The waiting list of individuals arrested and kept in detention is long and at least controversial. It includes the likes of Minyu Staykov (an alcohol producer, who has been incarcerated since September 2018), the Banevis and the Arabadzhievis, both hotelier families (in detention since October 2018 and March 2019 respectively), and Ivan Todorov (in detention since July 2019). Todorov is the owner of a software company alleged to have broken into the Inland Revenue Agency as a result of which the personal details of millions of Bulgarians were leaked. Geshev referred to the latter as a "cyber terrorist." The chief of Inland Revenue, who had overlooked the months-long break-in, was recently awarded a salary raise.

In the opaque world of Bulgaria, however, nothing is black-and-white. Some see Geshev as a legitimate and relentless fighter against ills and wrongs. In one of his acts, accusing two Russian diplomats of espionage and getting them expelled from Bulgaria, he won the accolades of the people who identify themselves as pro-Western and pro-democracy – the same people who had vociferously protested against his appointment. In a highly unusual development, both the US and the British embassies put out press releases in his support.

More recently, Geshev announced he would seek to ban a pro-Nazi organisation that celebrates a Second World War general by organising a mass torch-lit rally in Sofia. The World Jewish Congress sent a thank-you letter.

Geshev's most ambitious undertaking so far is indeed grandiose. Following his actions against President Radev and Vasil "The Skull" Bozhkov, Bulgaria's new chief prosecutor ordered all the agencies of the state, including the police, the taxmen and the various countercorruption units to investigate every single privatisation deal since 1989. Notwithstanding the fact that current Bulgarian laws have statutes of limitations, Geshev's démarche infuriated Ivan Kostov, the late 1990s-early 2000s prime minister responsible for much of this country's de-nationalisation. Kostov continues to be a banner for some people identifying themselves as pro-Western anti-Communists, jocularly known as Latter-Day Kostovists. Bulgarians, who inevitably think that most if not all of said privatisation was flawed, applaud.

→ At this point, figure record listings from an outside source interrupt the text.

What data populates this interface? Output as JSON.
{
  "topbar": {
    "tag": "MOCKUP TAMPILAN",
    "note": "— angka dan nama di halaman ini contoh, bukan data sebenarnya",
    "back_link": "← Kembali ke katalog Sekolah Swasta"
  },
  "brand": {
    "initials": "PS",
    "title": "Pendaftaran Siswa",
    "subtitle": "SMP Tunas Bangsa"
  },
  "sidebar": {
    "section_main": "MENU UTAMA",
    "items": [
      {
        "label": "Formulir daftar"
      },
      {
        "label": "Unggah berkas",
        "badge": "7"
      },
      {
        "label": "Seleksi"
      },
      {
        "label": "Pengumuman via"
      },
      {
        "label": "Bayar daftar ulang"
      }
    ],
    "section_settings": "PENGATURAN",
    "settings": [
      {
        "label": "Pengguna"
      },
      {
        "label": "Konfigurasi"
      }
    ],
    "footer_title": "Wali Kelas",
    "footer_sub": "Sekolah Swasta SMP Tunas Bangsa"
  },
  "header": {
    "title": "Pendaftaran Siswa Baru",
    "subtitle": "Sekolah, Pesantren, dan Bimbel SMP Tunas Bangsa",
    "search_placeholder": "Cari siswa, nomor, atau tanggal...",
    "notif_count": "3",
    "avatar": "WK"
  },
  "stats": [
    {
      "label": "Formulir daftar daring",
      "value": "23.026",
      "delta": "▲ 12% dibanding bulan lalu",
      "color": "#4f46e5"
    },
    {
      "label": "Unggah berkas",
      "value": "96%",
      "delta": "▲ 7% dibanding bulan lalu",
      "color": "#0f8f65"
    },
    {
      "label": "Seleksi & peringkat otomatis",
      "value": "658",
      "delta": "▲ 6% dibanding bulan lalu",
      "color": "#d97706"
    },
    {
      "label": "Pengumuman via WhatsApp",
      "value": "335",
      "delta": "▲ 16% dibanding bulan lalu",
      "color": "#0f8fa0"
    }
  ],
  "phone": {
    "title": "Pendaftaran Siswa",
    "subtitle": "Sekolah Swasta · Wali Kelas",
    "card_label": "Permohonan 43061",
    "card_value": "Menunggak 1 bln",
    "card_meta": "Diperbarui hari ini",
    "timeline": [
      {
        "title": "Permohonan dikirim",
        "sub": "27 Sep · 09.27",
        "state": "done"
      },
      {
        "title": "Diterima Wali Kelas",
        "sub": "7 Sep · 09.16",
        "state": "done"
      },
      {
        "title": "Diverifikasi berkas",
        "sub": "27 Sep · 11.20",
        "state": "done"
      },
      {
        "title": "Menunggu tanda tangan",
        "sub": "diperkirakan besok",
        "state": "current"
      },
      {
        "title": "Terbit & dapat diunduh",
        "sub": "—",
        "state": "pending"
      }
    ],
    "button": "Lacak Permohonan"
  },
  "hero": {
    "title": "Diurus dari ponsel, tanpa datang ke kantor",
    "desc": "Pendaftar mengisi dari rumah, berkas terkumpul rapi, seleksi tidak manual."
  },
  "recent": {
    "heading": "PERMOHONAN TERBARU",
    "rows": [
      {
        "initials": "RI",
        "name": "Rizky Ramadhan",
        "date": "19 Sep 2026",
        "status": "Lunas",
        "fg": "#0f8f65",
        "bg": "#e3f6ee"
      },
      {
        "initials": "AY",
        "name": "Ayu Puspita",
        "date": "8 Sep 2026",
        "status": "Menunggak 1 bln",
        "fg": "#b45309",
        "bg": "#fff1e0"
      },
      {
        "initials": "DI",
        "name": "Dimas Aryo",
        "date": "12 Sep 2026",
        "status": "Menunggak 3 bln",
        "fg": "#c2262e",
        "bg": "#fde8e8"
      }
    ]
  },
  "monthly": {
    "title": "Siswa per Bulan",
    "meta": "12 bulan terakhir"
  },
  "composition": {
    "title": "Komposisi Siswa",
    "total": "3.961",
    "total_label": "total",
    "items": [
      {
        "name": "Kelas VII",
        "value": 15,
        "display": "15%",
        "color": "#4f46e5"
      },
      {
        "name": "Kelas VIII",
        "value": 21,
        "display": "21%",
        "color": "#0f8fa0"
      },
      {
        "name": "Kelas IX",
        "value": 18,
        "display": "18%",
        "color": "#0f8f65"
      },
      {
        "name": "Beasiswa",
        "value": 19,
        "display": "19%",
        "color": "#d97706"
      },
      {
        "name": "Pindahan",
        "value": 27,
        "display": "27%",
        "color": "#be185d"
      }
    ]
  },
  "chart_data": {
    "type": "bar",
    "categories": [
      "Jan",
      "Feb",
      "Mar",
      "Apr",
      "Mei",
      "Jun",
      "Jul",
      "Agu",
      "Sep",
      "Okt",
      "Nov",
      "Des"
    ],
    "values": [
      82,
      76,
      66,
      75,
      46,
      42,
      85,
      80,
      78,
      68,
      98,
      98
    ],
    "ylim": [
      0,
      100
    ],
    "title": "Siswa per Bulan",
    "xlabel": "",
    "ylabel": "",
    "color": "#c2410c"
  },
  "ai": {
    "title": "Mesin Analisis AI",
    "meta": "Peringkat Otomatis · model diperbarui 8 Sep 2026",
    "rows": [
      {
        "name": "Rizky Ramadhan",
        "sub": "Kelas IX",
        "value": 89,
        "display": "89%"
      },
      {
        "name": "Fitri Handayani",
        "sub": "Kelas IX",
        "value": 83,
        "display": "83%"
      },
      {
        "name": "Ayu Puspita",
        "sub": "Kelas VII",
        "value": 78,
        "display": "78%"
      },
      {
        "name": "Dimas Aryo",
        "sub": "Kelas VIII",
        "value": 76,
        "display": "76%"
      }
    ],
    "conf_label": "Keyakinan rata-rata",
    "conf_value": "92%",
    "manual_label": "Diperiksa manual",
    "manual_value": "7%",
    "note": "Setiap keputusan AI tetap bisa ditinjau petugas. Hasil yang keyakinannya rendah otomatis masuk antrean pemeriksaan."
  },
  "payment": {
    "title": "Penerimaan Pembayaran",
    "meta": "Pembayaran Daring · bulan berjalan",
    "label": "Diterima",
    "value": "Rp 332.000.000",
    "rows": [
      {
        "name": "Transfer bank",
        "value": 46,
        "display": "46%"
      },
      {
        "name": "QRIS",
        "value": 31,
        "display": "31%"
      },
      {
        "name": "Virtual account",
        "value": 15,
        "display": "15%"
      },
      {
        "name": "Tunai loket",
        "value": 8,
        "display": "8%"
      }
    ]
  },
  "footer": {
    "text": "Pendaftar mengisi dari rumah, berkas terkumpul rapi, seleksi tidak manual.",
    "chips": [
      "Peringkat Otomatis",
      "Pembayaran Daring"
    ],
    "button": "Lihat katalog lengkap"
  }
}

Yet, these are details. The important thing is that by acting the way he does Ivan Geshev and his men send out a very clear message. We can do whatever we want regardless of anyone's money and influence. We can arrest anyone and everyone, and we can destroy anyone's business. We are out to get them regardless of the various hurdles, one of them being the law. This is a message that rams home with the overwhelming majority of Bulgarians who as a rule do not like wealthy people and who as a rule think behind every fortune there is a crime.

The West, which takes great interest in the affairs of Hungary and Poland – possibly because both Hungary and Poland have expressed criticism to Western policies and values, must not stand by in the case of Bulgaria. Boyko Borisov remains a darling as far as the West is concerned because he strictly toes the line in police cooperation – and never criticises Merkel, Macron and Johnson. Yet the situation in Bulgaria is in some ways a lot more serious than the situation in Hungary or Poland if only because both Hungary and Poland have a longer democratic tradition and a better developed civil society. The Bulgarians have infamously manifested their reluctance or inability to go ahead with meaningful reforms. The West may be preoccupied with events such as Brexit and so on, but it must not let Bulgaria slip even further into Balkan democratorship. Its reluctance to do it now is bound to backfire – sooner rather than later.